Number of Participants: 200
Hours Donated: 3
Value of Time Served: $5,070
Event Type: Veterans & Military Families
School: Canandaigua Academy
Date: September 11, 2022
East Street, Canandaigua
The event was three hours long and students helped organize and raise money for local fire departments. About 200 student-athletes participated in the memorial stair climb!
ROCHESTER, N.Y. — Students and participants stepped up for Canandaigua Academy’s second annual community stair climb to remember the brave men and women that died on Sept. 11.
“It truly was a devastating day, not just for our country, but for the world,” high school graduate Katie Compton said. “I think it’s really important that communities do things like this. And that’s why I’m so honored to be here.”
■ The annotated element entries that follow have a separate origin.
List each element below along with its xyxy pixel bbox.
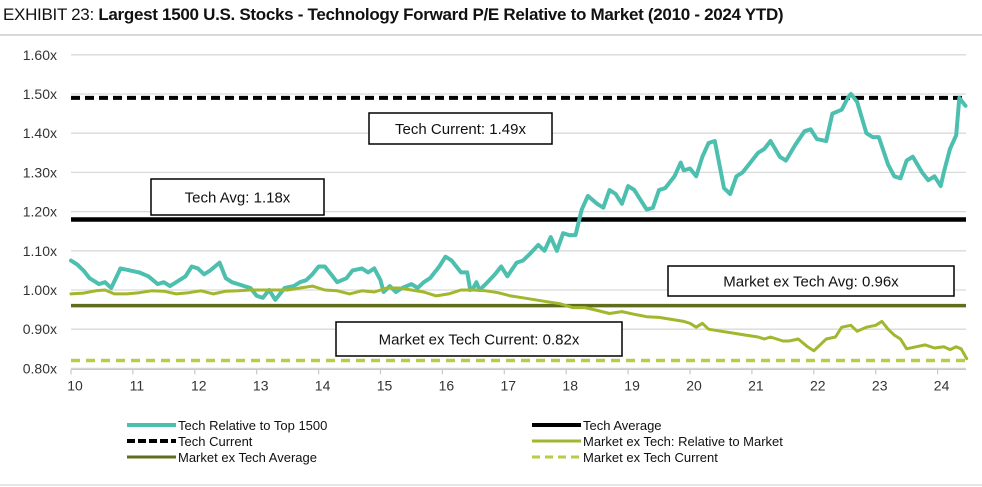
reference-lines (71, 95, 966, 363)
y-tick-label: 1.60x (23, 47, 57, 63)
y-tick-label: 1.20x (23, 204, 57, 220)
legend-label: Market ex Tech: Relative to Market (583, 434, 783, 449)
legend-item: Tech Current (127, 434, 253, 449)
x-tick-label: 21 (748, 377, 764, 393)
title-divider (0, 34, 982, 36)
annotation-border (368, 112, 553, 145)
x-tick-label: 19 (624, 377, 640, 393)
x-axis: 10 11 12 13 14 15 16 17 18 19 20 21 22 23 24 (67, 368, 966, 393)
annotation-box: Tech Current: 1.49x (368, 112, 553, 145)
y-axis: 0.80x 0.90x 1.00x 1.10x 1.20x 1.30x 1.40x 1.50x… (23, 47, 57, 377)
annotation-border (150, 178, 325, 216)
legend-item: Market ex Tech Average (127, 450, 317, 465)
annotation-border (335, 321, 623, 357)
x-tick-label: 15 (377, 377, 393, 393)
x-tick-label: 17 (501, 377, 517, 393)
x-tick-label: 13 (253, 377, 269, 393)
y-tick-label: 1.30x (23, 164, 57, 180)
x-tick-label: 12 (191, 377, 207, 393)
x-tick-label: 16 (439, 377, 455, 393)
annotation-label: Market ex Tech Current: 0.82x (379, 332, 580, 349)
x-tick-label: 24 (934, 377, 950, 393)
series-market-ex-tech-relative-to-market (69, 284, 969, 361)
legend-item: Tech Average (532, 418, 662, 433)
legend-label: Tech Average (583, 418, 662, 433)
exhibit-label: EXHIBIT 23: (3, 5, 94, 24)
legend-item: Market ex Tech Current (532, 450, 718, 465)
y-tick-label: 1.10x (23, 243, 57, 259)
legend-label: Tech Current (178, 434, 253, 449)
annotations: Tech Current: 1.49x Tech Avg: 1.18x Market… (150, 112, 955, 357)
annotation-box: Tech Avg: 1.18x (150, 178, 325, 216)
x-tick-label: 10 (67, 377, 83, 393)
x-tick-label: 22 (810, 377, 826, 393)
annotation-label: Market ex Tech Avg: 0.96x (723, 274, 899, 291)
y-tick-label: 0.80x (23, 360, 57, 376)
series-tech-relative-to-top-1500 (69, 92, 968, 302)
y-tick-label: 0.90x (23, 321, 57, 337)
legend-item: Market ex Tech: Relative to Market (532, 434, 783, 449)
x-tick-label: 14 (315, 377, 331, 393)
legend-label: Market ex Tech Average (178, 450, 317, 465)
chart-title-text: Largest 1500 U.S. Stocks - Technology Fo… (98, 5, 784, 24)
x-tick-label: 20 (686, 377, 702, 393)
annotation-box: Market ex Tech Current: 0.82x (335, 321, 623, 357)
annotation-border (667, 265, 955, 297)
annotation-label: Tech Current: 1.49x (395, 121, 526, 138)
x-tick-label: 18 (562, 377, 578, 393)
y-tick-label: 1.50x (23, 86, 57, 102)
legend-label: Market ex Tech Current (583, 450, 718, 465)
series-lines (69, 92, 969, 361)
legend-label: Tech Relative to Top 1500 (178, 418, 327, 433)
annotation-box: Market ex Tech Avg: 0.96x (667, 265, 955, 297)
bottom-divider (0, 484, 982, 486)
x-tick-label: 23 (872, 377, 888, 393)
annotation-label: Tech Avg: 1.18x (185, 190, 291, 207)
legend-item: Tech Relative to Top 1500 (127, 418, 327, 433)
chart-title: EXHIBIT 23: Largest 1500 U.S. Stocks - T… (3, 5, 784, 25)
y-tick-label: 1.40x (23, 125, 57, 141)
x-tick-label: 11 (130, 377, 145, 393)
legend: Tech Relative to Top 1500 Tech Average Tec… (127, 418, 783, 465)
y-tick-label: 1.00x (23, 282, 57, 298)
For some, the event gave the opportunity to reflect on their own personal experiences.
“I was actually sent down three weeks after it happened,” volunteer Michael Tucker said. “It was with the New York National Guard at the time. Being there firsthand brings a lot of realism of what being an American is. And when you see this it brings a lot of people together.”
Tucker spreads awareness through his photos at Canandaigua Academy to showcase his work to students of his own first encounter at Ground Zero.
“So a lot of these photos are from a different perspective,” Tucker said. “You know I figured I should bring them out to the people, the community. No matter where I live get to see them.”
The photos allow future generations to remember the lives that were lost.”
“I had these pictures hidden for so long, I was afraid people might not want to see them but then I decided it’s doing no good,” Tucker said. “I think just keeping the memory of those that didn’t survive alive.”
Organizer and secretary of special affairs, Jean Ferris, started the event last year to raise money for the National Fallen Fighters Foundation, a nonprofit created by Congress to honor those heroes and assist their families. The proceeds will also be split between their local fire and EMS departments.
“We were like we need to take a step outside and think of important things,” Ferris said. “And it was around the time of the 20th anniversary. So we decided to do something positive for the school and community.”
The symbolic memorial honors the brave men and women firefighters and first responders who rushed into the World Trade Center towers and climbed the stairs to help the victims trapped inside.
“All those heroes that don’t ask for anything in return and go in for our families, our communities’ families, and sometimes don’t come back,” Ferris said. “So I want them to take away everything they sacrificed and not be forgotten.”